To begin with a bit of context: I was never really a fan of the Power Rangers when I was growing up. I’m pretty sure that I remember seeing a fair scattering of episodes on TV back in the nineties and I may very well have been around a few of the action figures; I certainly must have seen a fair share of Power Ranger toy adverts on TV. I was obviously aware of them but was never really a fan. So I surprised myself by deciding to see this new big screen outing for the popular morphing heroes, (seriously, while going to the cinema, a part of me was definitely asking “why?!”) despite some lacklustre reviews but also knowing that some good things have also been said about it.
So this new cinematic adventure is about five troubled teenagers who, at an abandoned gold mine, find some strange glowing crystals that inexplicably give them super strength and extraordinary athletic ability. They soon discover an ancient spaceship where they learn that they have become the life-protecting Power Rangers and must learn to work as a team and stop the evil Rita Repulsa from taking a Zeo crystal buried deep within the Earth, causing unknown levels of destruction.
Despite a slightly silly opening scene, Power Rangers starts off surprisingly well as we are introduced to the five main characters and we watch them get to know each other and discover their newfound abilities. This is ultimately the most rewarding part of the film as the young actors are pretty darn great, displaying some fine chemistry and heartily throwing themselves into their roles, even though two of them are introduced noticeably later than the other three so they don’t get as much development as they probably should. This opening section is actually rather mature and when they showcase their abilities, the scenes are well orchestrated, fun and entertaining.
But then of course the film takes the inevitable downturn into the absurd, starting with Bill Hader’s cartoony robot Alpha 5 (a character strictly for the kids) and then onto Bryan Cranston’s Zordon doing the whole “explain the villain’s plot, she’s pure evil, she must be stopped, there’s these magic crystals” bit, though Cranston actually comes off pretty well, despite the silly expositional dialogue.
The middle section also properly introduces Elizabeth Banks’ Rita Repulsa who at this point is surely a shoe-in for “worst screen villain of the year”. She’s the kind of blockbuster movie antagonist that we’ve come to know nowadays: pure evil, sights set on world domination, desperately looking for that pivotal device thingy that will allow her to . . . what was it? Have the power to “create or destroy worlds”, as Zordon put it? So Rita is a fairly tiresome, over-the-top pantomime villain, complete with an army of cannon fodder rock creatures and a massive sidekick made of gold. All that’s missing is a “mwah ha ha!”, though she may have actually done that at several points in the film!
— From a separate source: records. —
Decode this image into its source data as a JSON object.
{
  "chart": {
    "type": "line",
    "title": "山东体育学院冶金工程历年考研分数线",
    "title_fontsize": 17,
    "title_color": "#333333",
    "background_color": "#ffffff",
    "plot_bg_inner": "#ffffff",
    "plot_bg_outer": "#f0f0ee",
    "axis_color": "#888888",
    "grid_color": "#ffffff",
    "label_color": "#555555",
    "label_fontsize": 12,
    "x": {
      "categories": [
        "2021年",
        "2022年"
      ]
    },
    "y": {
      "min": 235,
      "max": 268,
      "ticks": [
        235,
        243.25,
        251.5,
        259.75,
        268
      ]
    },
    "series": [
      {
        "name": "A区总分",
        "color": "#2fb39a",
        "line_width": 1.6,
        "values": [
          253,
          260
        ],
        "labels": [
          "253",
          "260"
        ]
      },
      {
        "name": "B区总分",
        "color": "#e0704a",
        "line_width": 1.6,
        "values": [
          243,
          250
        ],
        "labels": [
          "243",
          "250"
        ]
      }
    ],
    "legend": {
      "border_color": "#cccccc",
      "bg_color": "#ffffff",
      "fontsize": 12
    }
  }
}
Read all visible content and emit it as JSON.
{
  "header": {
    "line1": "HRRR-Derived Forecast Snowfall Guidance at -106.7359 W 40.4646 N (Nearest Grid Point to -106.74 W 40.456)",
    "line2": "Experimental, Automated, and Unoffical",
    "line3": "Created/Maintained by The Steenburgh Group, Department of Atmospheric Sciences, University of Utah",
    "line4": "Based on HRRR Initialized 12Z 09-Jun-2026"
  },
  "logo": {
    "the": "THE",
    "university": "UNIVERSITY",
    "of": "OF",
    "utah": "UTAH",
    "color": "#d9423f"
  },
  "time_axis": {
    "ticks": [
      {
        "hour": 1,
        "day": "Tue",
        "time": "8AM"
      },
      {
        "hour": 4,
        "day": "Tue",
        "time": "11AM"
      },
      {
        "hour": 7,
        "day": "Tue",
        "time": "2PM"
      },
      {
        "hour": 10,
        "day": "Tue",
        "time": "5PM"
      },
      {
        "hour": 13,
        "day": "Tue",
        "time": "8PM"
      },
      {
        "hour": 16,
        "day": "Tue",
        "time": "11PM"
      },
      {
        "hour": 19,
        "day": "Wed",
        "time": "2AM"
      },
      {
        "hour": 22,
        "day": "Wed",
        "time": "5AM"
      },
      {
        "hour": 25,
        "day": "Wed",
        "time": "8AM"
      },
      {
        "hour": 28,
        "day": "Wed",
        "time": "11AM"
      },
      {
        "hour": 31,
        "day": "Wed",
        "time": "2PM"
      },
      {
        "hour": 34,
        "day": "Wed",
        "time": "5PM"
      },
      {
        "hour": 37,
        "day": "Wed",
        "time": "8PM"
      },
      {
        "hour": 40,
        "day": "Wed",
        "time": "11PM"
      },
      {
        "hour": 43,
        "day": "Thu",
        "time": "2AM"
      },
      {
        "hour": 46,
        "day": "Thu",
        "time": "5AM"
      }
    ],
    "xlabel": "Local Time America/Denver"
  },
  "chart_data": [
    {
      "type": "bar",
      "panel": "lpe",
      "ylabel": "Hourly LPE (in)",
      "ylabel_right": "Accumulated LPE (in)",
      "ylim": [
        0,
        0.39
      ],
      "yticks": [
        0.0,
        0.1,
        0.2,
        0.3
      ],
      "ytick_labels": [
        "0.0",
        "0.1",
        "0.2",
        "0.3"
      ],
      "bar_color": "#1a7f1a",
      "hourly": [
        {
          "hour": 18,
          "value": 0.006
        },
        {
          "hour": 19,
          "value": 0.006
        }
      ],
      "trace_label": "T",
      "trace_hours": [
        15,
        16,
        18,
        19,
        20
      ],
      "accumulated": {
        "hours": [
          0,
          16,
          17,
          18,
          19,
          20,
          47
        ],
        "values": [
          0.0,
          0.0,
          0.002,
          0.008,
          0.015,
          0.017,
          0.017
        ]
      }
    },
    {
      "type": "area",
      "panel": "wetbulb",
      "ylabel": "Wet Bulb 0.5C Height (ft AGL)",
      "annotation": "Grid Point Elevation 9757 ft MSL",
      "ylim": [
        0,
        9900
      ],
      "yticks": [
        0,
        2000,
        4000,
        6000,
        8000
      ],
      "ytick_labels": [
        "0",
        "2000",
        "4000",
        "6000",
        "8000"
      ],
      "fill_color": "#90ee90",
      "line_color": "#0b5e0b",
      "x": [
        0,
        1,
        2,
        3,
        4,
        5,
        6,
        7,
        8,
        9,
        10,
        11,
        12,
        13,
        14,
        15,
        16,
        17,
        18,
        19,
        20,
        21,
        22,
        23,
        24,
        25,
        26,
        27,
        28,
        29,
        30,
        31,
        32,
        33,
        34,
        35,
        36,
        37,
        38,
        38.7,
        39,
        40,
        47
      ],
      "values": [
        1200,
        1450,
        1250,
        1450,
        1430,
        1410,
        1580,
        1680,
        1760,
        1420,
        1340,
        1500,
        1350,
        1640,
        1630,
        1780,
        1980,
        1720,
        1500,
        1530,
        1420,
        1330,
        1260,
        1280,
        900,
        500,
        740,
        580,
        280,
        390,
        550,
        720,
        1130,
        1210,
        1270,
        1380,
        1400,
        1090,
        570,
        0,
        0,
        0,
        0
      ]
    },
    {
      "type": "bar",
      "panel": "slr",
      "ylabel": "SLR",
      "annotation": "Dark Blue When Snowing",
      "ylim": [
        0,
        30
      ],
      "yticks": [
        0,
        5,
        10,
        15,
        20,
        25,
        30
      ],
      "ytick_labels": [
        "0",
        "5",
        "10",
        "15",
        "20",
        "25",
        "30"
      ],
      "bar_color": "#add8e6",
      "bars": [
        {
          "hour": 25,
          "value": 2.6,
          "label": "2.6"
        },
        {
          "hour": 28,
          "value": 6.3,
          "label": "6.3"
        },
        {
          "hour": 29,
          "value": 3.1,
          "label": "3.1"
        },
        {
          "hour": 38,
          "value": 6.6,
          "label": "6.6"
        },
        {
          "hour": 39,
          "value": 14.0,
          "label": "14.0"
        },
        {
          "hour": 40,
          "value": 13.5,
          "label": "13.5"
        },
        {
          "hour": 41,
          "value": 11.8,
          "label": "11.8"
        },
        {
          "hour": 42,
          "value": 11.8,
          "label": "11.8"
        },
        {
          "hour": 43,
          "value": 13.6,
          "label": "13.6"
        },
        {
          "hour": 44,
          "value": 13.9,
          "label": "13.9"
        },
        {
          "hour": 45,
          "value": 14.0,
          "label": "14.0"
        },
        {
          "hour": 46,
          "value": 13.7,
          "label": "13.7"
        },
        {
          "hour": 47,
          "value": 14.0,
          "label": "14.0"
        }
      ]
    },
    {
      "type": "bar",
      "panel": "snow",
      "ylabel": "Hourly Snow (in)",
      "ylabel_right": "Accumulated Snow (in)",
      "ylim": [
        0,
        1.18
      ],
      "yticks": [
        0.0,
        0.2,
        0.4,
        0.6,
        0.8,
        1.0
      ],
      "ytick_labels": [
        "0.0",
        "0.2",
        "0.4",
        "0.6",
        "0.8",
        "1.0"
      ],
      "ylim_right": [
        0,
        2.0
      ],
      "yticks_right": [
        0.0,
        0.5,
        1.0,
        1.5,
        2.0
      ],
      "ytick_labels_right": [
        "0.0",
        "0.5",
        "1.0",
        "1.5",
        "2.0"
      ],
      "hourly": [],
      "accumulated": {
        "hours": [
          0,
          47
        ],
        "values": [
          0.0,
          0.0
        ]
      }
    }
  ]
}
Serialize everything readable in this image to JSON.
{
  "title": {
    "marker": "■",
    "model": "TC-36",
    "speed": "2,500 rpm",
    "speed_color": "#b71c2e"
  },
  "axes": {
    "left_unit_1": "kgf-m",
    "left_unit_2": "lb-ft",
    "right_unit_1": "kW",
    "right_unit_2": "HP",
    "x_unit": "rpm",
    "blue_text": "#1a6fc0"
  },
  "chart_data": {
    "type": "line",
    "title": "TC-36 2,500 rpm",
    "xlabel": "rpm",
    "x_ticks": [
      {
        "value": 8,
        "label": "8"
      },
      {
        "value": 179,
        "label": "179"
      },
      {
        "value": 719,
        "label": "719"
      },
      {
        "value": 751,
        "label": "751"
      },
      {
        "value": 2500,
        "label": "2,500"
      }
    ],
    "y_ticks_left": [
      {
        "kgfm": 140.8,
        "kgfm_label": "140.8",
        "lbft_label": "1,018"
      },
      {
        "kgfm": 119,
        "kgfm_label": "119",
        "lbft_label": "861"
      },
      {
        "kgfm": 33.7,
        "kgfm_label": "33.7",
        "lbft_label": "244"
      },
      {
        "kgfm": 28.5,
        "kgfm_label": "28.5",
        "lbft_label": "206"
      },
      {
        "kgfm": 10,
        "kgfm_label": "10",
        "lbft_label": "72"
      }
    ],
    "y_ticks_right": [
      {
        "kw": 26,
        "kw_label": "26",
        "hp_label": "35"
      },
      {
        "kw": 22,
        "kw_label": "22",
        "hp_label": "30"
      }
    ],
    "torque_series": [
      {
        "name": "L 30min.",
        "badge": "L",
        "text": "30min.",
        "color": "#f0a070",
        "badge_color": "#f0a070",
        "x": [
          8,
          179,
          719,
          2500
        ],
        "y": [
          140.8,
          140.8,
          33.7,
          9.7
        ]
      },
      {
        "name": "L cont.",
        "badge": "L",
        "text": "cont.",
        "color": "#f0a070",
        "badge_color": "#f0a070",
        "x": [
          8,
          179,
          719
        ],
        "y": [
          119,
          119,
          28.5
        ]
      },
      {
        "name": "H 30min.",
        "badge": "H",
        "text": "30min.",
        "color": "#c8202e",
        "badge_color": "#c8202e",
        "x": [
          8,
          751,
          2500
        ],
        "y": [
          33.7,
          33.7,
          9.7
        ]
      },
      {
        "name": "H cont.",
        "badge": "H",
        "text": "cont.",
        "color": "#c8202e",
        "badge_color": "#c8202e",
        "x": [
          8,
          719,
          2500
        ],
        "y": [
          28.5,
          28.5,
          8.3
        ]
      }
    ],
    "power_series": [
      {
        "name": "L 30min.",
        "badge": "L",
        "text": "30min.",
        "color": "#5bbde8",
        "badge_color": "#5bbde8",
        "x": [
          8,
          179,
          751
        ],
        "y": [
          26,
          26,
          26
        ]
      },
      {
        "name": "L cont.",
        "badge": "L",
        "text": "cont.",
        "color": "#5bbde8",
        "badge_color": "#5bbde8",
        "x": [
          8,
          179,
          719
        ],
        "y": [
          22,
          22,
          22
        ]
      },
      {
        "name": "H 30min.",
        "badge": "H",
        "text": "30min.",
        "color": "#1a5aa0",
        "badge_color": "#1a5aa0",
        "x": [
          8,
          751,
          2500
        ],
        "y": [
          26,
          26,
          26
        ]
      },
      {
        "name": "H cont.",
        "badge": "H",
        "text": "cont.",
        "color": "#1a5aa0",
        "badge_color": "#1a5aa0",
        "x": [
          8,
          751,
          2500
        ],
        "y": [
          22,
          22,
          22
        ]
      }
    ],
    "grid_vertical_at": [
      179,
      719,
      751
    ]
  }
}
There is unfortunately a massive lull in the middle of the film as not a great deal happens, even though there is an inescapable training montage, we have to sit through Rita’s tiresome evildoings and the film holds out on the actual morphing for far too long. Instead, the Rangers have to go through all the touchy-feely stuff, learning each other’s secrets and creating a familial bond. To be fair, the cast are so talented that they manage to successfully pull it off and when they eventually morph it definitely feels earned, but the dialogue takes a bit of a schmaltzy turn and the overlong wait for them to morph becomes a bit annoying – “just morph, already!”, you’ll be shouting!
But then the final battle arrives and it’s actually not that bad, even though fighting time in the Ranger suits is sadly limited, instead going all Transformers with the Zords, with a self-aware, self-depricating Transformers joke thrown in for good measure. The climax is entertaining enough and the Megazord is actually quite impressive but ultimately, it’s not enough of a payoff as it’s relatively too brief and the film takes too much time in getting to its conclusion. Actual Power Ranger scenes are few and far between and although they deliver in entertainment value, there’s not enough of them and don’t quite justify making the film.
As mentioned previously, the five leads are really quite superb and serve as the film’s main saving grace. In particular, Dacre Montgomery proves to be a strong, commanding leader as the Red Ranger and RJ Cyler (excellent in Me and Earl and the Dying Girl) delivers all the best quips admirably and is the heart and soul of the feature, quite possibly the MVP. All in all, the leads share a great bond and do well with the questionable script; when they eventually morph, it is definitely deserved.
So I’d have to say that I enjoyed Power Rangers a bit more than I thought I would. Its plot is typical of an Easter holiday blockbuster, a trifle absurd and not meant to be taken seriously, but there are enough entertaining scenes and the five leads effectively make the movie.